Prinsip utama dari RUU ini adalah bahwa negara berwenang merampas aset yang terbukti berasal dari hasil tindak pidana seperti korupsi, narkotika, pertambangan ilegal, dan kejahatan lainnya. Hal ini bertujuan untuk mencegah keuntungan dari kejahatan tersebut terus beredar di tangan pelaku kejahatan.
Pembahasan Terbuka dan Cermat
Gibran juga menanggapi keprihatinan masyarakat terkait potensi penyalahgunaan wewenang dan pelanggaran asas praduga tak bersalah. Oleh karena itu, dia menekankan pentingnya proses pembahasan RUU dilakukan secara terbuka dan cermat.
Dalam proses pembahasan, Gibran mendorong keterlibatan praktisi dan ahli hukum untuk memastikan setiap pasal yang disusun memiliki akurasi dan dapat diuji dampaknya sejak awal. Tujuannya adalah agar undang-undang yang dihasilkan memiliki mekanisme pengawasan yang ketat terhadap pelaku kejahatan tanpa merugikan pihak yang tidak bersalah.

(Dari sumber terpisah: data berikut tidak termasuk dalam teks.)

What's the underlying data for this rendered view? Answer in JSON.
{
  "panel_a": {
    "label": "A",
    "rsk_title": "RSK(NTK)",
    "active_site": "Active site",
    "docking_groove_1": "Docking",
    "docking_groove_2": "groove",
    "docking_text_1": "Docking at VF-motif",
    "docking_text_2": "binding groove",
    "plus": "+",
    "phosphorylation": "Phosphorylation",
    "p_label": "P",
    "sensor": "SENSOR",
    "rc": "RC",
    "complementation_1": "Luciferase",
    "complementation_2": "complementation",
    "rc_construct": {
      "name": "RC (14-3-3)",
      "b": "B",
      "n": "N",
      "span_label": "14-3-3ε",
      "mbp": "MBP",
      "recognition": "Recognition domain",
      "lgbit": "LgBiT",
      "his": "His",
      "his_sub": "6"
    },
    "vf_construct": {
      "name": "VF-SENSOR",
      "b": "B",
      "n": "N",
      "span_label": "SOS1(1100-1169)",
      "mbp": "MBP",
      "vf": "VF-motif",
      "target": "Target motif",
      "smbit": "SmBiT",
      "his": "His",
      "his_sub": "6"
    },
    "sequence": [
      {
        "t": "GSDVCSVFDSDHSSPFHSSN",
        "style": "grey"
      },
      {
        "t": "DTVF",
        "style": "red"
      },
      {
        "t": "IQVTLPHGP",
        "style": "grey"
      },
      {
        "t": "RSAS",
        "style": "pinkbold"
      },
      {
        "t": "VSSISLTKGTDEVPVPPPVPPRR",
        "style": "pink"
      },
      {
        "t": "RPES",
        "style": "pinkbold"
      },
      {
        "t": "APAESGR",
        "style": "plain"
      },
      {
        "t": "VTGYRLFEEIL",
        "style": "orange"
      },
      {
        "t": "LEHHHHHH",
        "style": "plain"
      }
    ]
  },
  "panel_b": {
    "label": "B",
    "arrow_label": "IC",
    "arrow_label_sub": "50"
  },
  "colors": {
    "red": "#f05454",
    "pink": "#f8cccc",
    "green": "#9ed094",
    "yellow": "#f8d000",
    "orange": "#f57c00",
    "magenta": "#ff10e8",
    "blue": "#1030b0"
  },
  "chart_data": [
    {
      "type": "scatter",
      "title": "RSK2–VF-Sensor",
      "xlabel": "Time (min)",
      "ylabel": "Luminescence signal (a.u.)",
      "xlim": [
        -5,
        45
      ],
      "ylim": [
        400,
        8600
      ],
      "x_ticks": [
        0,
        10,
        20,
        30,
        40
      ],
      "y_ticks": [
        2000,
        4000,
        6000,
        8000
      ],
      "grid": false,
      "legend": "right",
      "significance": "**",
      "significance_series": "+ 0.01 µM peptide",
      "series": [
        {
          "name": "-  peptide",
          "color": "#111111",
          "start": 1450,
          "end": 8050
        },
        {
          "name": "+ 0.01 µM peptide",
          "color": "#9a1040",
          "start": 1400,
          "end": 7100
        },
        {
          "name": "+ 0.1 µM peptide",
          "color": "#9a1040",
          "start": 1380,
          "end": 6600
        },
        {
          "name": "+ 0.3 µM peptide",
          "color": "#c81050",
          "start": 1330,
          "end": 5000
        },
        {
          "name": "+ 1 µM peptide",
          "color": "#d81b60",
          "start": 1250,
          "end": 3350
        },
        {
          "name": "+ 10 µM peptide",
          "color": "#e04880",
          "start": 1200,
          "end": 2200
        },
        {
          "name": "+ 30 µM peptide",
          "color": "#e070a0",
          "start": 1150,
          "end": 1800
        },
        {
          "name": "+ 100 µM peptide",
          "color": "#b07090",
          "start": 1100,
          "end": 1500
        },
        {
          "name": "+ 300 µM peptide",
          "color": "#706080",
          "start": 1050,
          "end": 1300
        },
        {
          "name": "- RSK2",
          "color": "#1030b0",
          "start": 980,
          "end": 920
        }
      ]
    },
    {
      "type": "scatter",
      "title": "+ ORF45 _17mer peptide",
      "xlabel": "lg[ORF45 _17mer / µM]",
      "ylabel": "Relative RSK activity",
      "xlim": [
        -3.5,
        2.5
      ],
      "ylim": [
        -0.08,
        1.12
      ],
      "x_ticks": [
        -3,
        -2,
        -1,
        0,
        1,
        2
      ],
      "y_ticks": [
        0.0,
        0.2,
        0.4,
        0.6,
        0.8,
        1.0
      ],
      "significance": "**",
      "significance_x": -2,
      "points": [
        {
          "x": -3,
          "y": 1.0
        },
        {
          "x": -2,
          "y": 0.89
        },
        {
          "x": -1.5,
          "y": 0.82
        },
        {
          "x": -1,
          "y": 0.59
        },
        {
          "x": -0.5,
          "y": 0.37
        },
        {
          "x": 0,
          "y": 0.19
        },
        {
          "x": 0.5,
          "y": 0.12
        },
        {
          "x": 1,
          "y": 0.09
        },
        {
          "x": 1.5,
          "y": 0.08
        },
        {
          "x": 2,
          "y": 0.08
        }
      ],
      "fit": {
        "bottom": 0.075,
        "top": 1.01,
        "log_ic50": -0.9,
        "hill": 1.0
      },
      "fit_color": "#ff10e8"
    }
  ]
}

Di samping itu, Gibran juga memberikan contoh negara seperti Belanda, Kolombia, dan Singapura yang telah berhasil menerapkan perampasan aset untuk mendukung pemulihan keuangan negara. Negara seperti Italia juga dimention sebagai contoh pemakaian aset hasil kejahatan untuk kepentingan publik.
Dengan komitmen bersama antara pemerintah dan masyarakat, Wapres Gibran mengajak seluruh pihak untuk mengawal pembahasan RUU Perampasan Aset agar aset negara dapat dikembalikan untuk kepentingan dan kesejahteraan rakyat.